Sultan Camii, Kanuni S. S.'ın annesi Hafsa Sultan tarafından 1522 tarihinde yaptırılmıştı. Cami, imaret ve hangah'ı yaptıran Hafsa Sultan, burada hem hangahı yönetmesi hem de dini bir atmosfer oluşması için Sümbül Sinan Hz.lerinden bir talebesini göndermesini rica eder. Bunun üzerine Merkez Efendi Manisa'ya gider ve burada hizmet etmeye başlar.
Hikayenin bundan sonrasında halk arasında yaygınlaşan bir çok eklemeler vardır.
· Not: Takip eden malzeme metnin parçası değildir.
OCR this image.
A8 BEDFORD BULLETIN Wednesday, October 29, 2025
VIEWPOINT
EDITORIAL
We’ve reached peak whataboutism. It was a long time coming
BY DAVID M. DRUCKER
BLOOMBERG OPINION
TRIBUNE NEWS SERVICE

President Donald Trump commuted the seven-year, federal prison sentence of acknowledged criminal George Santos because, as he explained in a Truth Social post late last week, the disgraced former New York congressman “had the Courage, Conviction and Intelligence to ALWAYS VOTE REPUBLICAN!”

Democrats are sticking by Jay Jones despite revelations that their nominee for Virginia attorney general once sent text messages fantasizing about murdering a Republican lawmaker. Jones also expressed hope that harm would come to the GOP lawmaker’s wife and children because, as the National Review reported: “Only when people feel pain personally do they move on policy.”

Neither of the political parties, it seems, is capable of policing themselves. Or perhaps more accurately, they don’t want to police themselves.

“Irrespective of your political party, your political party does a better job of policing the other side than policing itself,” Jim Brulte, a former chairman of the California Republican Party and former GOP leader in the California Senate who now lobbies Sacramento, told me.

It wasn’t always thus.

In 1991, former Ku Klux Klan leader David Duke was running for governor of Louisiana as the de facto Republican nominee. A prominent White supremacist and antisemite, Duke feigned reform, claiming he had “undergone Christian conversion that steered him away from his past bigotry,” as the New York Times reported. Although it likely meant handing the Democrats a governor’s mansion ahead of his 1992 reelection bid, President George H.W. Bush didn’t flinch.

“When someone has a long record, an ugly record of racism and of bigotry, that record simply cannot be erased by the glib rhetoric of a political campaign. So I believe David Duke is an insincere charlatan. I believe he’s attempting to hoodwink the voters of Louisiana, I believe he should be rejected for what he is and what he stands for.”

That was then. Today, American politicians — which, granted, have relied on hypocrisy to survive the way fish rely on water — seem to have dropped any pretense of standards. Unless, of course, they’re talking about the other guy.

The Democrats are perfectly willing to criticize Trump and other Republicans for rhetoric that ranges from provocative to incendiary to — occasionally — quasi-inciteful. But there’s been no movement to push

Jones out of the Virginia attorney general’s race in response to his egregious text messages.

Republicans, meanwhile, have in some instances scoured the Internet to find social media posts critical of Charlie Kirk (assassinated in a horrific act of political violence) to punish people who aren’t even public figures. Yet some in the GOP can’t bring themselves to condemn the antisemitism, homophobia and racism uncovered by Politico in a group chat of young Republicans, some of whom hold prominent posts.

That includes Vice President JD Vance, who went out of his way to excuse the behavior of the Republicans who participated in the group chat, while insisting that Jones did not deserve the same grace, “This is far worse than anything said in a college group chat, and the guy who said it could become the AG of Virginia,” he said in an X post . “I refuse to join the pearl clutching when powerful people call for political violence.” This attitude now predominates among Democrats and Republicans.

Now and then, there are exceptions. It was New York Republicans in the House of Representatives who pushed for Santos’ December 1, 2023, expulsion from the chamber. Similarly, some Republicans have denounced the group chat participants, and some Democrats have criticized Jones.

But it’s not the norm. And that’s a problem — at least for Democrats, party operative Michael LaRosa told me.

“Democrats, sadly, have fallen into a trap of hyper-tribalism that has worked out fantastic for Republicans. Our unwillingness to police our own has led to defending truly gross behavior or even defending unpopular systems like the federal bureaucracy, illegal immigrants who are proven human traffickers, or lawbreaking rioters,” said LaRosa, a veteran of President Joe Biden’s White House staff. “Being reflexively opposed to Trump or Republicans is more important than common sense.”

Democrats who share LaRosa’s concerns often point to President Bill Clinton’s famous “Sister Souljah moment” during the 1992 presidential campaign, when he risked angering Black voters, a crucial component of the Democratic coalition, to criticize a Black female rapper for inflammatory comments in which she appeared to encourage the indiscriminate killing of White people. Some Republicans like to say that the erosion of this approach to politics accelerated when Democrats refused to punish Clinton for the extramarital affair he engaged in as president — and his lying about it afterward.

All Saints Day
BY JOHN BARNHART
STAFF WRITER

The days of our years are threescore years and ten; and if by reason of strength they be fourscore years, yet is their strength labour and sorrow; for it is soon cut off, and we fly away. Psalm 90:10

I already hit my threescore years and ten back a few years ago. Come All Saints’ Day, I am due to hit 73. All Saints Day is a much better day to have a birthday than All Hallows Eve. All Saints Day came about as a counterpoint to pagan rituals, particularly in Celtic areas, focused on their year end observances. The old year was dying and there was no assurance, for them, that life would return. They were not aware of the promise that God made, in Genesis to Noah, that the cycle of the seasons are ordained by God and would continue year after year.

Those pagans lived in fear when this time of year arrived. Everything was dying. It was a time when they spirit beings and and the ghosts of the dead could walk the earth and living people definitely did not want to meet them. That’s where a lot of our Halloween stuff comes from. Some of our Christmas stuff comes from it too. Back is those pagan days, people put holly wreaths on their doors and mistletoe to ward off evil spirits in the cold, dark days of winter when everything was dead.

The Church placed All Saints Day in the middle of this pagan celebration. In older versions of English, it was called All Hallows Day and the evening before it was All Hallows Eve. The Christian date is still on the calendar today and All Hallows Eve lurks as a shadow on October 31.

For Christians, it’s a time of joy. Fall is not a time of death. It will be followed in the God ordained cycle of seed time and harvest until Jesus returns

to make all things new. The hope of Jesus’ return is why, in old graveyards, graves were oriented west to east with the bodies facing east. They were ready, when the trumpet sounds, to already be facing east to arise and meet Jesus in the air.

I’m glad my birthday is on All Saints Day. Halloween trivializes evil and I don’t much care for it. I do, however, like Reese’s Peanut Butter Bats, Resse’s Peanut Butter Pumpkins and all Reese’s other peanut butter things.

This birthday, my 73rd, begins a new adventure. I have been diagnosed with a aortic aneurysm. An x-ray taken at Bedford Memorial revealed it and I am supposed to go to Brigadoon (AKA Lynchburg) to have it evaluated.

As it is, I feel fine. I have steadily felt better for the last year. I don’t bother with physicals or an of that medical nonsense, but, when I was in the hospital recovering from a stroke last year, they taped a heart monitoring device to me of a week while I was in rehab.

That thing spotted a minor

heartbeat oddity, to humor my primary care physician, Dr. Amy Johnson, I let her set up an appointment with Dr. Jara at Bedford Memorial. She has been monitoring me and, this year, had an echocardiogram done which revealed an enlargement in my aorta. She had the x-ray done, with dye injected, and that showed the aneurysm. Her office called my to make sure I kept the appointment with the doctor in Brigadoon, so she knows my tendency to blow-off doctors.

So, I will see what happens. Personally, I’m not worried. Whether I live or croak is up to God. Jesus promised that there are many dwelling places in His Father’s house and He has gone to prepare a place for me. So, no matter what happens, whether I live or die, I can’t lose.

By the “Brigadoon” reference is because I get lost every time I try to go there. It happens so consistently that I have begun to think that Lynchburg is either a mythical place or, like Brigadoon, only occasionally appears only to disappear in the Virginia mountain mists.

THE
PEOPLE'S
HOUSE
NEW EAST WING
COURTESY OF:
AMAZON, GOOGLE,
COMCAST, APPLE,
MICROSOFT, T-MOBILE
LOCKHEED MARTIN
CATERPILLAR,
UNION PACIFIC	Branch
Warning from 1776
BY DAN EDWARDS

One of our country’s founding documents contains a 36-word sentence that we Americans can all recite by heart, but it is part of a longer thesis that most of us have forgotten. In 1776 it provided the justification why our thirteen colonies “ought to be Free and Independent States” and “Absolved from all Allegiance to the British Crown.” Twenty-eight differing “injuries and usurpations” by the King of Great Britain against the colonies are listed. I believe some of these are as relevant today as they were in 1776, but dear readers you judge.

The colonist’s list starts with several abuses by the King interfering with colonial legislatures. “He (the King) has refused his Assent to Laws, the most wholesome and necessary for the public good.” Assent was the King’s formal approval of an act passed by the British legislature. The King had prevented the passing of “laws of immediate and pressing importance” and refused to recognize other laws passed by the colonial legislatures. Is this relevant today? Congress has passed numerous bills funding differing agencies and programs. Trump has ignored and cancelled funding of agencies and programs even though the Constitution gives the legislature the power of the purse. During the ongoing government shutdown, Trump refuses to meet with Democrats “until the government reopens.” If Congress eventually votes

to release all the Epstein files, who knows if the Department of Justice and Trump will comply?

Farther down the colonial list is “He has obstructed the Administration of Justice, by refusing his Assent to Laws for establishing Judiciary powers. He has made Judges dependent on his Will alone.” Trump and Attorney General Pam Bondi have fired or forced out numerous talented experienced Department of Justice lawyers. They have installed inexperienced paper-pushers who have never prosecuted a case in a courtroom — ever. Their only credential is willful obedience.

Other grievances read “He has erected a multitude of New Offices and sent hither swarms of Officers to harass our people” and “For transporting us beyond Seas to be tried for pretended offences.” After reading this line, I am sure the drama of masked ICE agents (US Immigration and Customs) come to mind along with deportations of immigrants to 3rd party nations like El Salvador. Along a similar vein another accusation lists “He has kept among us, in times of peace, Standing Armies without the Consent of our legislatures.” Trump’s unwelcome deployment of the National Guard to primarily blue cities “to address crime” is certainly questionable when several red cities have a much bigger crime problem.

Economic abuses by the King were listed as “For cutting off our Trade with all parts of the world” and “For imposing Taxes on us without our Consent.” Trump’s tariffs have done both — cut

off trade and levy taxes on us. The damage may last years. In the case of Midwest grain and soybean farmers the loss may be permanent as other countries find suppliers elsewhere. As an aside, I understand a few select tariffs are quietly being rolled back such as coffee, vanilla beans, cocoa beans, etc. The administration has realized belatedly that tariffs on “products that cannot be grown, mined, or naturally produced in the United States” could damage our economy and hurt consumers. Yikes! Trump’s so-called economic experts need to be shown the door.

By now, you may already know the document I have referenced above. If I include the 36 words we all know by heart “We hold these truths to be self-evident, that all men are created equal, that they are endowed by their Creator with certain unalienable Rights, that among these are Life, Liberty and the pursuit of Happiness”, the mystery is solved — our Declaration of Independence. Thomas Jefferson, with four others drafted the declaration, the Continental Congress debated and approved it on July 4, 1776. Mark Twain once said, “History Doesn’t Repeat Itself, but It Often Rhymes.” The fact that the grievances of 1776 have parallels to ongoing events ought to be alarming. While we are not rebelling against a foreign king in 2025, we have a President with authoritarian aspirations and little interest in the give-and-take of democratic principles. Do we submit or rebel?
Şimdi bunlardan bahsedelim:
Hafsa Sultan, bu eserlerinin yanında bir de bimarhane yaptırır. Merkez Efendi bimarhanenin başına getirilir. Hafsa Sultan amansız bir hastalığa yakalanınca, Merkez Efendi, darüşşifadaki delilerle 41 çeşit baharattan oluşan bir macun hazırlar. Macunu yiyen Hafsa Sultan, şifa bulur.
Artık o günden sonra mesir meşhur olur. Her türlü hastalığa devasının yanında, yılan akrep gibi hayvanların sokmasına da mani olmaktadır.
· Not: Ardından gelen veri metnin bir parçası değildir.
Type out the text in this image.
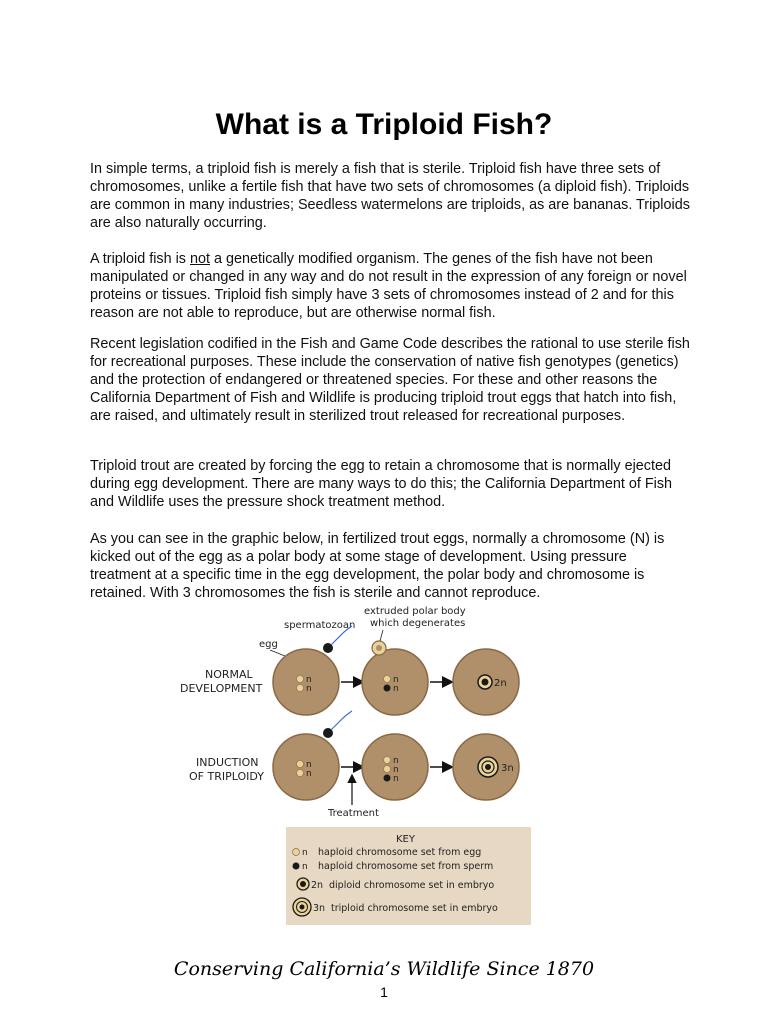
What is a Triploid Fish?

In simple terms, a triploid fish is merely a fish that is sterile. Triploid fish have three sets of chromosomes, unlike a fertile fish that have two sets of chromosomes (a diploid fish). Triploids are common in many industries; Seedless watermelons are triploids, as are bananas. Triploids are also naturally occurring.

A triploid fish is not a genetically modified organism. The genes of the fish have not been manipulated or changed in any way and do not result in the expression of any foreign or novel proteins or tissues. Triploid fish simply have 3 sets of chromosomes instead of 2 and for this reason are not able to reproduce, but are otherwise normal fish.

Recent legislation codified in the Fish and Game Code describes the rational to use sterile fish for recreational purposes. These include the conservation of native fish genotypes (genetics) and the protection of endangered or threatened species. For these and other reasons the California Department of Fish and Wildlife is producing triploid trout eggs that hatch into fish, are raised, and ultimately result in sterilized trout released for recreational purposes.

Triploid trout are created by forcing the egg to retain a chromosome that is normally ejected during egg development. There are many ways to do this; the California Department of Fish and Wildlife uses the pressure shock treatment method.

As you can see in the graphic below, in fertilized trout eggs, normally a chromosome (N) is kicked out of the egg as a polar body at some stage of development. Using pressure treatment at a specific time in the egg development, the polar body and chromosome is retained. With 3 chromosomes the fish is sterile and cannot reproduce.

extruded polar body
which degenerates
spermatozoan
egg
NORMAL
DEVELOPMENT
INDUCTION
OF TRIPLOIDY
n
n
n
n	2n
n
n
Treatment
n
n
n
3n
KEY
n haploid chromosome set from egg
n haploid chromosome set from sperm
2n diploid chromosome set in embryo
3n triploid chromosome set in embryo
Conserving California’s Wildlife Since 1870
1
Bu şekilde şöhret bulan hikaye, dilden dile yayılır. İnsanlar, Nevruz günlerinde, civar şehirlerden Manisa'ya gelip macundan kapma telaşına düşer.
Şimdi gelelim işin aslına:
Manisa Hafsa Sultan Bimarhanesi, her ne kadar Hafsa Sultan adıyla anılsa da, kendisinin vefatından sonra Sultan külliyesine bir ilave olarak Kanuni tarafından yaptırılmıştır. Merkez Efendi ise, bimarhanenin inşasından on yıl önce, hocasının vefatı üzerine İstanbul'a gitmiştir.
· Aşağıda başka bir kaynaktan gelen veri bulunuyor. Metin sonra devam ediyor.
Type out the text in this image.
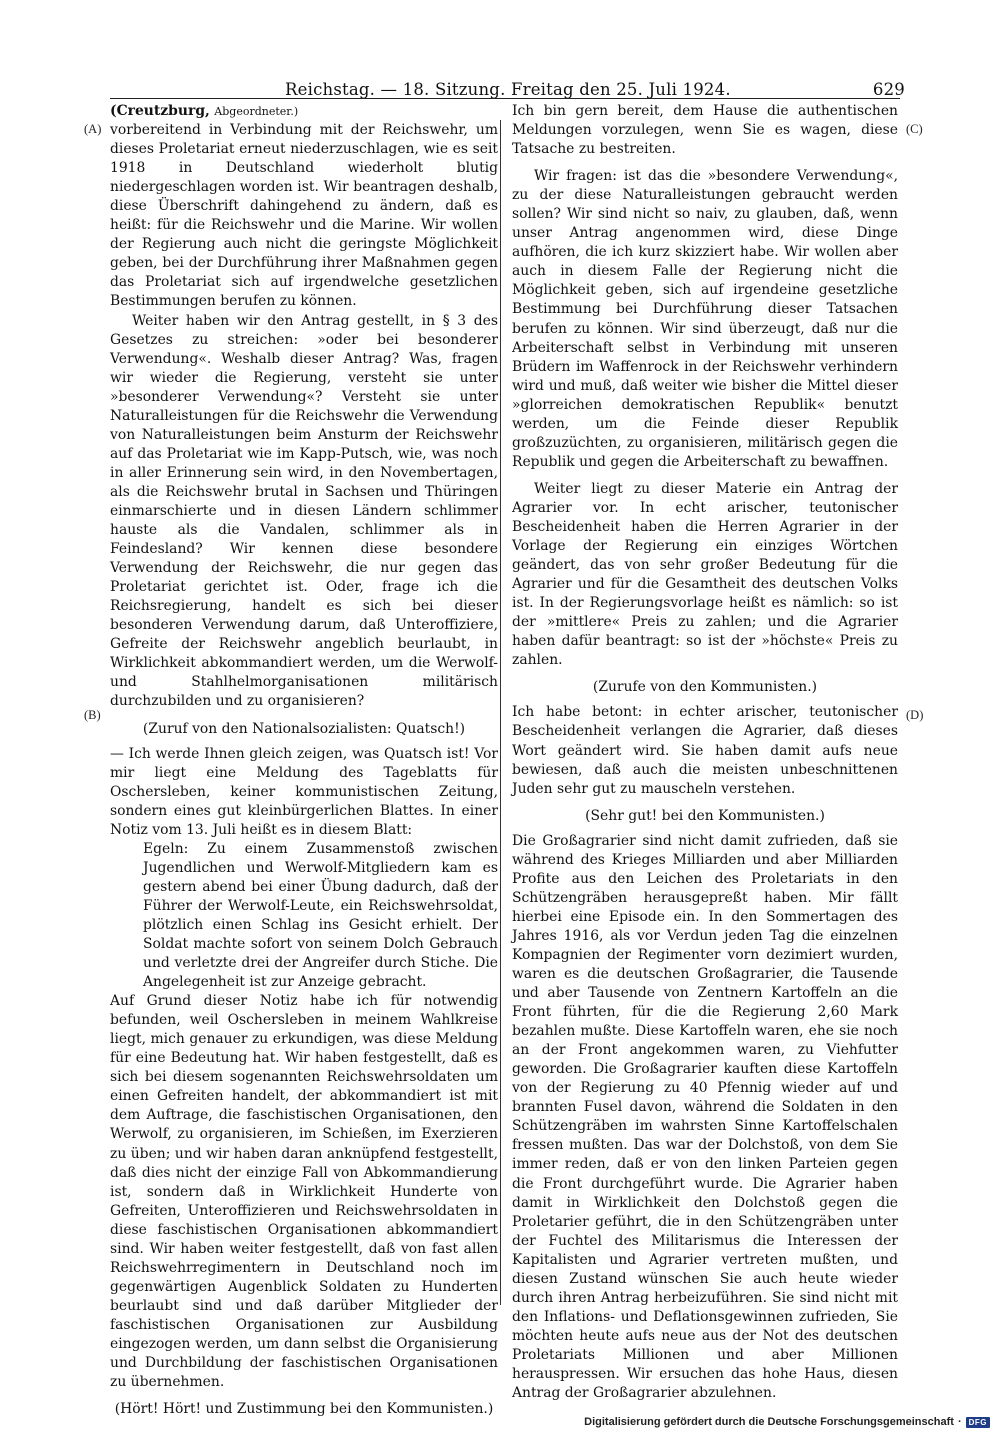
Reichstag. — 18. Sitzung. Freitag den 25. Juli 1924.	629
(A)
(B)
(C)
(D)

(Creutzburg, Abgeordneter.)

vorbereitend in Verbindung mit der Reichswehr, um dieses Proletariat erneut niederzuschlagen, wie es seit 1918 in Deutschland wiederholt blutig niedergeschlagen worden ist. Wir beantragen deshalb, diese Überschrift dahingehend zu ändern, daß es heißt: für die Reichswehr und die Marine. Wir wollen der Regierung auch nicht die geringste Möglichkeit geben, bei der Durchführung ihrer Maßnahmen gegen das Proletariat sich auf irgendwelche gesetzlichen Bestimmungen berufen zu können.

Weiter haben wir den Antrag gestellt, in § 3 des Gesetzes zu streichen: »oder bei besonderer Verwendung«. Weshalb dieser Antrag? Was, fragen wir wieder die Regierung, versteht sie unter »besonderer Verwendung«? Versteht sie unter Naturalleistungen für die Reichswehr die Verwendung von Naturalleistungen beim Ansturm der Reichswehr auf das Proletariat wie im Kapp-Putsch, wie, was noch in aller Erinnerung sein wird, in den Novembertagen, als die Reichswehr brutal in Sachsen und Thüringen einmarschierte und in diesen Ländern schlimmer hauste als die Vandalen, schlimmer als in Feindesland? Wir kennen diese besondere Verwendung der Reichswehr, die nur gegen das Proletariat gerichtet ist. Oder, frage ich die Reichsregierung, handelt es sich bei dieser besonderen Verwendung darum, daß Unteroffiziere, Gefreite der Reichswehr angeblich beurlaubt, in Wirklichkeit abkommandiert werden, um die Werwolf- und Stahlhelmorganisationen militärisch durchzubilden und zu organisieren?

(Zuruf von den Nationalsozialisten: Quatsch!)

— Ich werde Ihnen gleich zeigen, was Quatsch ist! Vor mir liegt eine Meldung des Tageblatts für Oschersleben, keiner kommunistischen Zeitung, sondern eines gut kleinbürgerlichen Blattes. In einer Notiz vom 13. Juli heißt es in diesem Blatt:

Egeln: Zu einem Zusammenstoß zwischen Jugendlichen und Werwolf-Mitgliedern kam es gestern abend bei einer Übung dadurch, daß der Führer der Werwolf-Leute, ein Reichswehrsoldat, plötzlich einen Schlag ins Gesicht erhielt. Der Soldat machte sofort von seinem Dolch Gebrauch und verletzte drei der Angreifer durch Stiche. Die Angelegenheit ist zur Anzeige gebracht.

Auf Grund dieser Notiz habe ich für notwendig befunden, weil Oschersleben in meinem Wahlkreise liegt, mich genauer zu erkundigen, was diese Meldung für eine Bedeutung hat. Wir haben festgestellt, daß es sich bei diesem sogenannten Reichswehrsoldaten um einen Gefreiten handelt, der abkommandiert ist mit dem Auftrage, die faschistischen Organisationen, den Werwolf, zu organisieren, im Schießen, im Exerzieren zu üben; und wir haben daran anknüpfend festgestellt, daß dies nicht der einzige Fall von Abkommandierung ist, sondern daß in Wirklichkeit Hunderte von Gefreiten, Unteroffizieren und Reichswehrsoldaten in diese faschistischen Organisationen abkommandiert sind. Wir haben weiter festgestellt, daß von fast allen Reichswehrregimentern in Deutschland noch im gegenwärtigen Augenblick Soldaten zu Hunderten beurlaubt sind und daß darüber Mitglieder der faschistischen Organisationen zur Ausbildung eingezogen werden, um dann selbst die Organisierung und Durchbildung der faschistischen Organisationen zu übernehmen.

(Hört! Hört! und Zustimmung bei den Kommunisten.)

Ich bin gern bereit, dem Hause die authentischen Meldungen vorzulegen, wenn Sie es wagen, diese Tatsache zu bestreiten.

Wir fragen: ist das die »besondere Verwendung«, zu der diese Naturalleistungen gebraucht werden sollen? Wir sind nicht so naiv, zu glauben, daß, wenn unser Antrag angenommen wird, diese Dinge aufhören, die ich kurz skizziert habe. Wir wollen aber auch in diesem Falle der Regierung nicht die Möglichkeit geben, sich auf irgendeine gesetzliche Bestimmung bei Durchführung dieser Tatsachen berufen zu können. Wir sind überzeugt, daß nur die Arbeiterschaft selbst in Verbindung mit unseren Brüdern im Waffenrock in der Reichswehr verhindern wird und muß, daß weiter wie bisher die Mittel dieser »glorreichen demokratischen Republik« benutzt werden, um die Feinde dieser Republik großzuzüchten, zu organisieren, militärisch gegen die Republik und gegen die Arbeiterschaft zu bewaffnen.

Weiter liegt zu dieser Materie ein Antrag der Agrarier vor. In echt arischer, teutonischer Bescheidenheit haben die Herren Agrarier in der Vorlage der Regierung ein einziges Wörtchen geändert, das von sehr großer Bedeutung für die Agrarier und für die Gesamtheit des deutschen Volks ist. In der Regierungsvorlage heißt es nämlich: so ist der »mittlere« Preis zu zahlen; und die Agrarier haben dafür beantragt: so ist der »höchste« Preis zu zahlen.

(Zurufe von den Kommunisten.)

Ich habe betont: in echter arischer, teutonischer Bescheidenheit verlangen die Agrarier, daß dieses Wort geändert wird. Sie haben damit aufs neue bewiesen, daß auch die meisten unbeschnittenen Juden sehr gut zu mauscheln verstehen.

(Sehr gut! bei den Kommunisten.)

Die Großagrarier sind nicht damit zufrieden, daß sie während des Krieges Milliarden und aber Milliarden Profite aus den Leichen des Proletariats in den Schützengräben herausgepreßt haben. Mir fällt hierbei eine Episode ein. In den Sommertagen des Jahres 1916, als vor Verdun jeden Tag die einzelnen Kompagnien der Regimenter vorn dezimiert wurden, waren es die deutschen Großagrarier, die Tausende und aber Tausende von Zentnern Kartoffeln an die Front führten, für die die Regierung 2,60 Mark bezahlen mußte. Diese Kartoffeln waren, ehe sie noch an der Front angekommen waren, zu Viehfutter geworden. Die Großagrarier kauften diese Kartoffeln von der Regierung zu 40 Pfennig wieder auf und brannten Fusel davon, während die Soldaten in den Schützengräben im wahrsten Sinne Kartoffelschalen fressen mußten. Das war der Dolchstoß, von dem Sie immer reden, daß er von den linken Parteien gegen die Front durchgeführt wurde. Die Agrarier haben damit in Wirklichkeit den Dolchstoß gegen die Proletarier geführt, die in den Schützengräben unter der Fuchtel des Militarismus die Interessen der Kapitalisten und Agrarier vertreten mußten, und diesen Zustand wünschen Sie auch heute wieder durch ihren Antrag herbeizuführen. Sie sind nicht mit den Inflations- und Deflationsgewinnen zufrieden, Sie möchten heute aufs neue aus der Not des deutschen Proletariats Millionen und aber Millionen herauspressen. Wir ersuchen das hohe Haus, diesen Antrag der Großagrarier abzulehnen.

Digitalisierung gefördert durch die Deutsche Forschungsgemeinschaft · DFG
Dolayısıyla, Hafsa Sultan'a, delilerle birlikte mesir macunu hazırlamış olması gibi bir durum söz konusu değildir.
Zaten daha önce de belirttiğim gibi, bimarhane, delilerin tedavi gördükleri yer değildir. Nitekim, Hafsa Sultan Bimarhanesinin vakfiyesinden de buranın her türlü hastanın tedavi edildiği bir hastane olduğu anlaşılmaktadır.
Diğer yandan arşiv belgeleri, hastane kadrosunda Merkez Efendinin yer aldığını göstermemektedir.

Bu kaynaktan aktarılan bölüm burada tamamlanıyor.